‘Col. McDonell.’[59]

An odious tale is told by the ‘Impartial Hand,’ about Barisdale’s conduct to his wife’s young sister. We do not trust the Impartial one where we have not corroboration, and, to his fair prisoner, Lady Sutherland, Barisdale certainly displays a tender gallantry. But she may not have regretted that her Barisdale was occasionally absent. Cumberland was approaching, and, on the eve of Culloden, Lord Cromarty was captured in ‘The Battle of Golspie,’ while dallying over his adieux to ‘his favourite Amazon,’ the Countess of Sutherland, as the Impartial one invidiously declares.
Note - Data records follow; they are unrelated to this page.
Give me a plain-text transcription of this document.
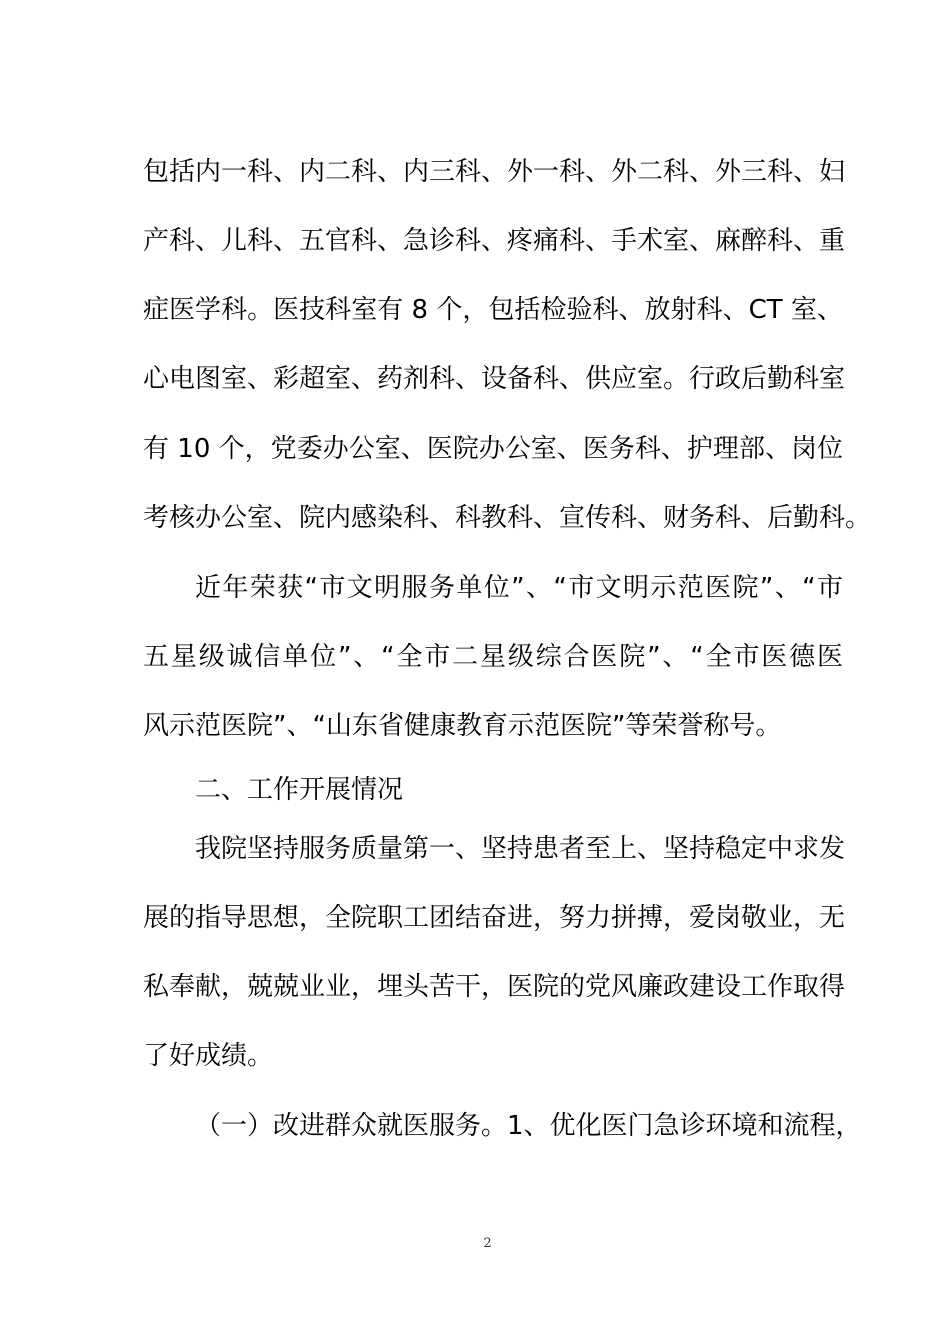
包括内一科、内二科、内三科、外一科、外二科、外三科、妇
产科、儿科、五官科、急诊科、疼痛科、手术室、麻醉科、重
症医学科。医技科室有 8 个，包括检验科、放射科、CT 室、
心电图室、彩超室、药剂科、设备科、供应室。行政后勤科室
有 10 个，党委办公室、医院办公室、医务科、护理部、岗位
考核办公室、院内感染科、科教科、宣传科、财务科、后勤科。
近年荣获“市文明服务单位”、“市文明示范医院”、“市
五星级诚信单位”、“全市二星级综合医院”、“全市医德医
风示范医院”、“山东省健康教育示范医院”等荣誉称号。
二、工作开展情况
我院坚持服务质量第一、坚持患者至上、坚持稳定中求发
展的指导思想，全院职工团结奋进，努力拼搏，爱岗敬业，无
私奉献，兢兢业业，埋头苦干，医院的党风廉政建设工作取得
了好成绩。
（一）改进群众就医服务。1、优化医门急诊环境和流程，
2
The Countess must have managed her diplomacy adroitly, for the Whig author previously cited says, ‘It is a pity the present Earl of Sutherland should be such a weak man, but his lady behaved very honourably, though her brother (nephew) the Lord Elcho, was engaged in the Rebellion.’[60] The lady’s letter to Prince Charles was not known to our author.

Barisdale, leaving his fair prisoner, marched south, and halted at Beauly, on the night before Culloden. ‘He might easily have reached the field, had he been any way resolute or brave.’ But like the Master of Lovat and Cluny, Barisdale came up too late. The fugitives passed through Inverness, under his eyes, and Barisdale also made off.

He was at the Meeting of the Chiefs at Murlagan, on May 8, when it was determined to rally in a week, and a treaty was made, that all should hold together, in spite of the Prince’s defection.[61] When the week ended, nobody came to the tryst but Lochgarry, who retired at once, Lochiel, and Barisdale, with three or four hundred of their clans. But the Rev. John Cameron, in ‘The Lyon in Mourning’ (i. 88) accuses Barisdale of promising to return next day, as a blind, and of sending instead two companies of infantry in English service, to capture Lochiel. They were recognised by their red crosses, and Lochiel escaped, ‘which was owing to its not being in Barisdale’s power’—to catch him, ‘rather than to want of inclination,’ says Mr. Cameron. Murray of Broughton represents Barisdale as accusing his cousin and enemy, Lochgarry, of treachery, and believes that both were equally guilty, but Lochiel was as incapable of suspecting as of being guilty of treason. In his Letter to the Chiefs, of May 26, he says that Clanranald’s men refuse to leave their own country, that Glengarry’s men have yielded up their arms (induced thereto, we shall see, by Old Glengarry), that Lochgarry promised to return, but did not, and that, ‘trusting to Lochgarry’s information, we had almost been surprized.’ But he never hints at a suspicion of Barisdale.[62]

On June 10, says the ‘Impartial Hand,’ Barisdale and Young Barisdale both surrendered to Ensign Small, in a cave. But Barisdale, it is known, got a protection, on his promise to deliver up Prince Charles. He laid several schemes to this end, and had two companies to seize the Prince at Strathfillan. Sheridan, however, ‘who had a talent for reading men with as great freedom and judgement as others do books,’ warned the Prince, who kept out of Barisdale’s clutches.[63] So says the Impartial Hand.

His story of the protection for Barisdale was true, as witness the following letters from the Cumberland Papers, at Windsor Castle.

From G. Howard to Col. Napier, A.D.C. to D. of C.

‘July 5th....

‘A person passed me here yesterday morning whom I took to be lawful Prey, but, to my great concern, he produced a Pass-port for himself and 4 servants with their arms &c., syned by Sir E. Faulkner: it was dated only the day before yesterday. The person was McDonald of Barisdale, who is so particularly zealous for hanging our officers. I asked him if he had seen H.R.H. (Cumberland). He said no, but that a friend got him his Protection.’